This is a simple tool to run a query set against a given SPARQL endpoint, and measure its execution time.
Concretely, the query set is a directory containing any number of files, where each file contains a number of SPARQL queries seperated by empty lines.
Example directory of a query set:
watdiv-10M/
C1.txt
C2.txt
C3.txt
F1.txt
...
Example contents of C1.txt
:
SELECT * WHERE {
?v0 <http://schema.org/caption> ?v1 .
?v0 <http://schema.org/text> ?v2 .
}
SELECT * WHERE {
?v0 <http://schema.org/caption> ?v1 .
?v0 <http://schema.org/text> ?v2 .
}
SELECT * WHERE {
?v0 <http://schema.org/caption> ?v1 .
?v0 <http://schema.org/text> ?v2 .
}
By default, it generates CSV output in a form similar to:
name;id;error;errorDescription;failures;hash;replication;results;resultsMax;resultsMin;time;timeMax;timeMin;times;timestamps;timestampsMax;timestampsMin;timestampsStd;timeStd
C1;0;false;;0;6e0f167d2eb0e61af0673275ee8f935f;5;5;5;5;25.8;33;20;28 33 26 22 20;25.4 25.4 25.4 25.4 25.4;32 32 32 32 32;20 20 20 20 20;4.176122603564219 4.176122603564219 4.176122603564219 4.176122603564219 4.176122603564219;4.578209256903839
C1;1;false;;0;3e279701df97583c2f296ac0c2e5b877;5;5;5;5;38.6;90;20;27 28 28 20 90;38.4 38.4 38.6 38.6 38.6;89 89 90 90 90;20 20 20 20 20;25.476263462289754 25.476263462289754 25.873538606073968 25.873538606073968 25.873538606073968;25.873538606073968
C1;2;false;;0;4783aeaa4ce9950eafd3a623e1a537f6;5;5;5;5;35.8;80;20;28 26 80 20 25;35.8 35.8 35.8 35.8 35.8;80 80 80 80 80;20 20 20 20 20;22.25668438918969 22.25668438918969 22.25668438918969 22.25668438918969 22.25668438918969;22.25668438918969
npm install sparql-benchmark-runner
sparql-benchmark-runner
can be used from the CLI with the the following options.
Options:
--version Show version number [boolean]
--endpoint URL of the SPARQL endpoint to send queries to
[string] [required]
--queries Directory of the queries [string] [required]

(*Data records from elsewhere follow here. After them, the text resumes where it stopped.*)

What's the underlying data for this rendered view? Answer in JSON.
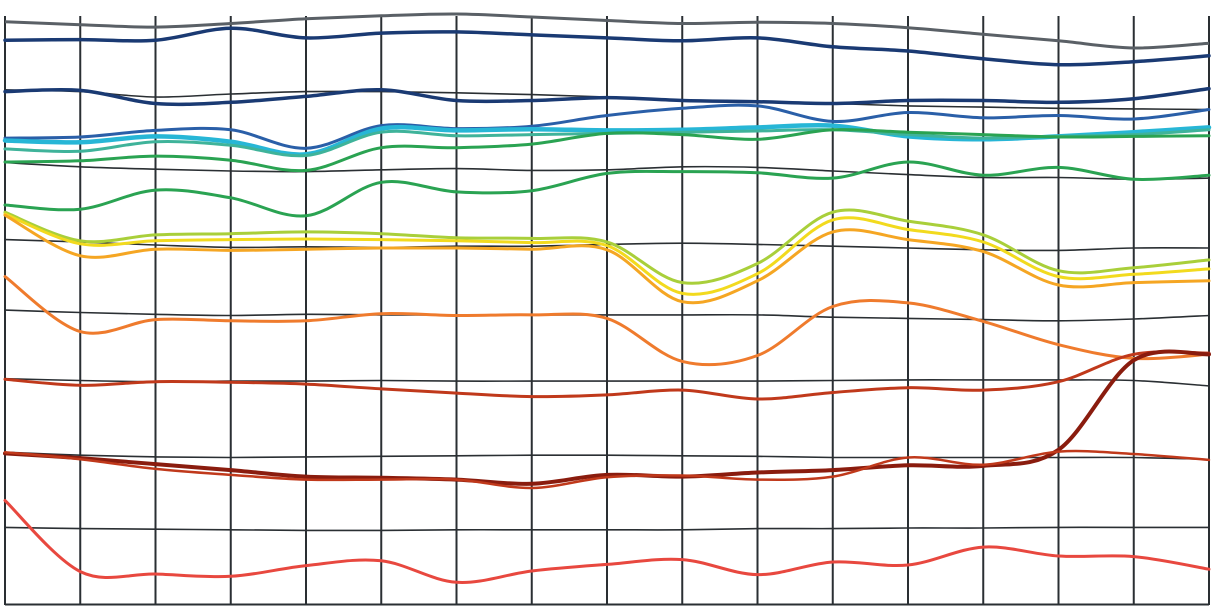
{
  "chart_data": {
    "type": "line",
    "title": "",
    "xlabel": "",
    "ylabel": "",
    "grid": true,
    "legend": "none",
    "x": [
      0,
      1,
      2,
      3,
      4,
      5,
      6,
      7,
      8,
      9,
      10,
      11,
      12,
      13,
      14,
      15,
      16
    ],
    "xlim": [
      0,
      16
    ],
    "ylim": [
      0,
      100
    ],
    "grid_columns": 16,
    "grid_rows": [
      {
        "color": "#5a6066",
        "values": [
          97.7,
          97.2,
          96.8,
          97.4,
          98.2,
          98.7,
          99.0,
          98.5,
          97.9,
          97.4,
          97.6,
          97.4,
          96.7,
          95.6,
          94.5,
          93.3,
          94.1
        ]
      },
      {
        "color": "#2a2f33",
        "values": [
          86.3,
          86.0,
          85.1,
          85.6,
          86.0,
          86.0,
          85.8,
          85.5,
          85.1,
          84.5,
          84.2,
          84.0,
          83.6,
          83.4,
          83.2,
          83.1,
          83.0
        ]
      },
      {
        "color": "#2a2f33",
        "values": [
          74.1,
          73.4,
          73.0,
          72.7,
          72.6,
          72.9,
          73.1,
          72.8,
          72.9,
          73.4,
          73.3,
          72.7,
          72.1,
          71.6,
          71.6,
          71.3,
          71.5
        ]
      },
      {
        "color": "#2a2f33",
        "values": [
          61.2,
          60.8,
          60.3,
          59.9,
          60.0,
          59.9,
          60.1,
          60.1,
          60.4,
          60.6,
          60.4,
          60.1,
          59.8,
          59.5,
          59.4,
          59.8,
          59.8
        ]
      },
      {
        "color": "#2a2f33",
        "values": [
          49.4,
          49.0,
          48.7,
          48.5,
          48.7,
          48.6,
          48.6,
          48.6,
          48.6,
          48.6,
          48.6,
          48.2,
          48.0,
          47.8,
          47.6,
          47.9,
          48.5
        ]
      },
      {
        "color": "#2a2f33",
        "values": [
          37.9,
          37.6,
          37.4,
          37.5,
          37.5,
          37.6,
          37.5,
          37.5,
          37.5,
          37.5,
          37.5,
          37.6,
          37.7,
          37.7,
          37.7,
          37.6,
          36.7
        ]
      },
      {
        "color": "#2a2f33",
        "values": [
          25.6,
          25.1,
          24.8,
          24.7,
          24.8,
          24.9,
          25.0,
          25.1,
          25.1,
          25.0,
          24.9,
          24.7,
          24.7,
          24.7,
          24.7,
          24.7,
          24.4
        ]
      },
      {
        "color": "#2a2f33",
        "values": [
          13.0,
          12.8,
          12.7,
          12.6,
          12.5,
          12.5,
          12.6,
          12.6,
          12.6,
          12.6,
          12.8,
          12.8,
          12.9,
          12.9,
          13.0,
          13.0,
          13.0
        ]
      }
    ],
    "series": [
      {
        "color": "#1a3a73",
        "width": 3.5,
        "values": [
          94.6,
          94.7,
          94.6,
          96.6,
          95.0,
          95.8,
          96.0,
          95.5,
          95.0,
          94.5,
          95.0,
          93.5,
          92.8,
          91.5,
          90.5,
          91.0,
          92.0
        ]
      },
      {
        "color": "#1a3a73",
        "width": 3.5,
        "values": [
          86.0,
          86.2,
          84.0,
          84.2,
          85.2,
          86.3,
          84.5,
          84.5,
          85.0,
          84.5,
          84.3,
          84.0,
          84.5,
          84.5,
          84.2,
          84.8,
          86.5
        ]
      },
      {
        "color": "#2a5fa8",
        "width": 3,
        "values": [
          78.2,
          78.4,
          79.5,
          79.6,
          76.5,
          80.3,
          79.8,
          80.2,
          82.0,
          83.2,
          83.6,
          81.0,
          82.5,
          81.6,
          82.0,
          81.4,
          83.0
        ]
      },
      {
        "color": "#27b6d6",
        "width": 4.5,
        "values": [
          77.8,
          77.5,
          78.5,
          77.6,
          75.5,
          79.8,
          79.5,
          79.7,
          79.5,
          79.6,
          80.0,
          80.3,
          78.5,
          78.0,
          78.5,
          79.2,
          80.0
        ]
      },
      {
        "color": "#3fb39a",
        "width": 3,
        "values": [
          76.4,
          76.0,
          77.6,
          77.0,
          75.3,
          79.2,
          78.6,
          78.8,
          79.0,
          79.2,
          79.4,
          79.6,
          78.8,
          78.2,
          78.5,
          78.8,
          79.6
        ]
      },
      {
        "color": "#2aa352",
        "width": 3,
        "values": [
          74.2,
          74.4,
          75.2,
          74.5,
          72.8,
          76.6,
          76.6,
          77.2,
          79.0,
          78.8,
          78.0,
          79.6,
          79.2,
          78.8,
          78.4,
          78.5,
          78.6
        ]
      },
      {
        "color": "#2aa352",
        "width": 3,
        "values": [
          67.0,
          66.3,
          69.5,
          68.2,
          65.2,
          70.8,
          69.2,
          69.4,
          72.3,
          72.6,
          72.4,
          71.5,
          74.2,
          72.0,
          73.3,
          71.3,
          72.0
        ]
      },
      {
        "color": "#a9cf3a",
        "width": 3,
        "values": [
          65.8,
          61.0,
          62.0,
          62.2,
          62.5,
          62.2,
          61.5,
          61.4,
          60.8,
          54.0,
          57.2,
          65.8,
          64.3,
          62.0,
          56.0,
          56.5,
          57.8
        ]
      },
      {
        "color": "#f2da1e",
        "width": 3,
        "values": [
          65.5,
          60.5,
          61.0,
          61.2,
          61.3,
          61.2,
          61.0,
          60.7,
          60.2,
          52.2,
          55.5,
          64.5,
          62.9,
          60.8,
          55.0,
          55.4,
          56.3
        ]
      },
      {
        "color": "#f5a623",
        "width": 3,
        "values": [
          65.3,
          58.5,
          59.6,
          59.4,
          59.6,
          59.8,
          59.8,
          59.6,
          59.5,
          50.8,
          54.3,
          62.5,
          61.2,
          59.2,
          53.6,
          54.0,
          54.3
        ]
      },
      {
        "color": "#ef7b2d",
        "width": 3,
        "values": [
          55.0,
          45.8,
          47.8,
          47.6,
          47.6,
          48.8,
          48.5,
          48.6,
          48.0,
          40.8,
          41.8,
          50.0,
          50.6,
          47.5,
          43.6,
          41.3,
          42.0
        ]
      },
      {
        "color": "#c0391b",
        "width": 3,
        "values": [
          37.8,
          36.8,
          37.4,
          37.3,
          37.0,
          36.2,
          35.5,
          34.9,
          35.2,
          36.0,
          34.5,
          35.6,
          36.4,
          36.0,
          37.4,
          42.0,
          42.2
        ]
      },
      {
        "color": "#8a1c0e",
        "width": 4,
        "values": [
          25.4,
          24.6,
          23.6,
          22.6,
          21.5,
          21.3,
          21.0,
          20.3,
          21.8,
          21.5,
          22.2,
          22.6,
          23.4,
          23.3,
          26.0,
          41.0,
          42.0
        ]
      },
      {
        "color": "#c0391b",
        "width": 2.5,
        "values": [
          25.6,
          24.4,
          22.8,
          21.8,
          21.0,
          21.0,
          21.0,
          19.6,
          21.4,
          21.7,
          21.0,
          21.5,
          24.7,
          23.5,
          25.7,
          25.3,
          24.3
        ]
      },
      {
        "color": "#e8483f",
        "width": 3,
        "values": [
          17.5,
          5.6,
          5.2,
          4.8,
          6.6,
          7.4,
          3.8,
          5.7,
          6.8,
          7.6,
          5.1,
          7.2,
          6.7,
          9.7,
          8.2,
          8.1,
          6.0
        ]
      }
    ]
  }
}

--replication Number of replication runs [number] [default: 5]
--warmup Number of warmup runs [number] [default: 1]
--output Destination for the output CSV file
[string] [default: "./output.csv"]
--timeout Timeout value in seconds to use for individual queries [number]
----help
An example input is the following.
sparql-benchmark-runner \
--endpoint http://example.org/sparql \
--queries ./watdiv-10M/ \
--output ./output.csv \
--replication 5 \
--warmup 1
When used as a JavaScript library, the runner can be configured with different query loaders,
result aggregators and result serializers to accommodate special use cases.

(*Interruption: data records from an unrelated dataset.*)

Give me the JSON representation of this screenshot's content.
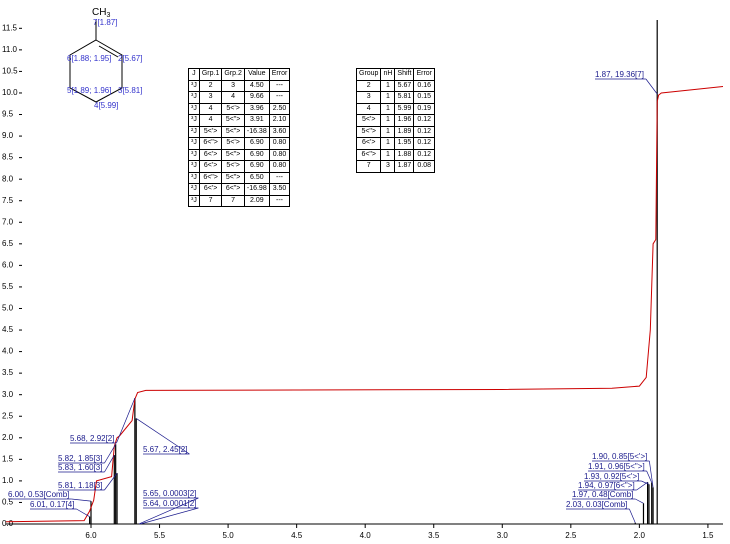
{
  "chart_data": {
    "type": "spectrum",
    "xlim": [
      6.62,
      1.39
    ],
    "ylim": [
      0,
      11.6
    ],
    "xticks": [
      {
        "value": 6,
        "label": "6.0"
      },
      5.5,
      {
        "value": 5,
        "label": "5.0"
      },
      4.5,
      {
        "value": 4,
        "label": "4.0"
      },
      3.5,
      {
        "value": 3,
        "label": "3.0"
      },
      2.5,
      {
        "value": 2,
        "label": "2.0"
      },
      1.5
    ],
    "yticks": [
      {
        "value": 0,
        "label": "0.0"
      },
      0.5,
      {
        "value": 1,
        "label": "1.0"
      },
      1.5,
      {
        "value": 2,
        "label": "2.0"
      },
      2.5,
      {
        "value": 3,
        "label": "3.0"
      },
      3.5,
      {
        "value": 4,
        "label": "4.0"
      },
      4.5,
      {
        "value": 5,
        "label": "5.0"
      },
      5.5,
      {
        "value": 6,
        "label": "6.0"
      },
      6.5,
      {
        "value": 7,
        "label": "7.0"
      },
      7.5,
      {
        "value": 8,
        "label": "8.0"
      },
      8.5,
      {
        "value": 9,
        "label": "9.0"
      },
      9.5,
      {
        "value": 10,
        "label": "10.0"
      },
      10.5,
      {
        "value": 11,
        "label": "11.0"
      },
      11.5
    ],
    "peaks": {
      "color": "#000000",
      "x": [
        6.01,
        6.0,
        5.81,
        5.83,
        5.82,
        5.68,
        5.67,
        5.65,
        5.64,
        1.9,
        1.91,
        1.93,
        1.94,
        1.97,
        2.03,
        1.87
      ],
      "values": [
        0.17,
        0.53,
        1.18,
        1.6,
        1.85,
        2.92,
        2.45,
        0.0003,
        0.0001,
        0.85,
        0.96,
        0.92,
        0.97,
        0.48,
        0.03,
        19.36
      ],
      "value_labels": [
        "6.01, 0.17[4]",
        "6.00, 0.53[Comb]",
        "5.81, 1.18[3]",
        "5.83, 1.60[3]",
        "5.82, 1.85[3]",
        "5.68, 2.92[2]",
        "5.67, 2.45[2]",
        "5.65, 0.0003[2]",
        "5.64, 0.0001[2]",
        "1.90, 0.85[5<'>]",
        "1.91, 0.96[5<\">]",
        "1.93, 0.92[5<'>]",
        "1.94, 0.97[6<\">]",
        "1.97, 0.48[Comb]",
        "2.03, 0.03[Comb]",
        "1.87, 19.36[7]"
      ]
    },
    "integral": {
      "color": "#cc0000",
      "x": [
        6.62,
        6.05,
        6.01,
        5.98,
        5.96,
        5.85,
        5.83,
        5.81,
        5.79,
        5.7,
        5.68,
        5.66,
        5.6,
        3.0,
        2.2,
        2.0,
        1.95,
        1.92,
        1.9,
        1.88,
        1.87,
        1.86,
        1.84,
        1.39
      ],
      "values": [
        0.05,
        0.08,
        0.3,
        0.55,
        1.0,
        1.1,
        1.8,
        2.0,
        2.05,
        2.4,
        2.9,
        3.05,
        3.1,
        3.12,
        3.15,
        3.2,
        3.4,
        4.5,
        6.5,
        6.6,
        9.8,
        9.95,
        10.0,
        10.15
      ]
    }
  },
  "molecule": {
    "methyl": {
      "main": "CH",
      "sub": "3"
    },
    "labels": [
      "7[1.87]",
      "6[1.88; 1.95]",
      "2[5.67]",
      "5[1.89; 1.96]",
      "3[5.81]",
      "4[5.99]"
    ]
  },
  "j_table": {
    "header": [
      "J",
      "Grp.1",
      "Grp.2",
      "Value",
      "Error"
    ],
    "rows": [
      [
        "³J",
        "2",
        "3",
        "4.50",
        "---"
      ],
      [
        "³J",
        "3",
        "4",
        "9.66",
        "---"
      ],
      [
        "³J",
        "4",
        "5<'>",
        "3.96",
        "2.50"
      ],
      [
        "³J",
        "4",
        "5<\">",
        "3.91",
        "2.10"
      ],
      [
        "²J",
        "5<'>",
        "5<\">",
        "-16.38",
        "3.60"
      ],
      [
        "³J",
        "6<\">",
        "5<'>",
        "6.90",
        "0.80"
      ],
      [
        "³J",
        "6<'>",
        "5<\">",
        "6.90",
        "0.80"
      ],
      [
        "³J",
        "6<'>",
        "5<'>",
        "6.90",
        "0.80"
      ],
      [
        "³J",
        "6<\">",
        "5<\">",
        "6.50",
        "---"
      ],
      [
        "²J",
        "6<'>",
        "6<\">",
        "-16.98",
        "3.50"
      ],
      [
        "³J",
        "7",
        "7",
        "2.09",
        "---"
      ]
    ]
  },
  "group_table": {
    "header": [
      "Group",
      "nH",
      "Shift",
      "Error"
    ],
    "rows": [
      [
        "2",
        "1",
        "5.67",
        "0.16"
      ],
      [
        "3",
        "1",
        "5.81",
        "0.15"
      ],
      [
        "4",
        "1",
        "5.99",
        "0.19"
      ],
      [
        "5<'>",
        "1",
        "1.96",
        "0.12"
      ],
      [
        "5<\">",
        "1",
        "1.89",
        "0.12"
      ],
      [
        "6<'>",
        "1",
        "1.95",
        "0.12"
      ],
      [
        "6<\">",
        "1",
        "1.88",
        "0.12"
      ],
      [
        "7",
        "3",
        "1.87",
        "0.08"
      ]
    ]
  }
}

By default, when no specific result aggregator is provided,
the runner uses ResultAggregatorComunica
that handles basic aggregation,
as well as the httpRequests
metadata field from a Comunica SPARQL endpoint, if such metadata is provided.
import {
SparqlBenchmarkRunner,
ResultSerializerCsv,
ResultAggregatorComunica,
QueryLoaderFile,
} from 'sparql-benchmark-runner';
async function executeQueries(pathToQueries, pathToOutputCsv) {
const queryLoader = new QueryLoaderFile(pathToQueries);
const resultSerializer = new ResultSerializerCsv();
const resultAggregator = new ResultAggregatorComunica();
const querySets = await queryLoader.loadQueries();
const runner = new SparqlBenchmarkRunner({
endpoint: 'https://localhost:8080/sparql',
querySets,
replication: 4,
warmup: 1,
timeout: 60_000,
availabilityCheckTimeout: 1_000,
logger: (message) => console.log(message),
resultAggregator,
});
const results = await runner.run();
await resultSerializer.serialize(path, results);
}
This tool is also available as a Docker image:
touch output.csv
docker run \
--rm \
--interactive \
--tty \
--volume $(pwd)/output.csv:/output.csv \
--volume $(pwd)/queries:/queries \
comunica/sparql-benchmark-runner \
--endpoint https://dbpedia.org/sparql \
--queries /queries \
--output /output.csv \
--replication 5 \
--warmup 1
This code is copyrighted by Ghent University – imec and released under the MIT license.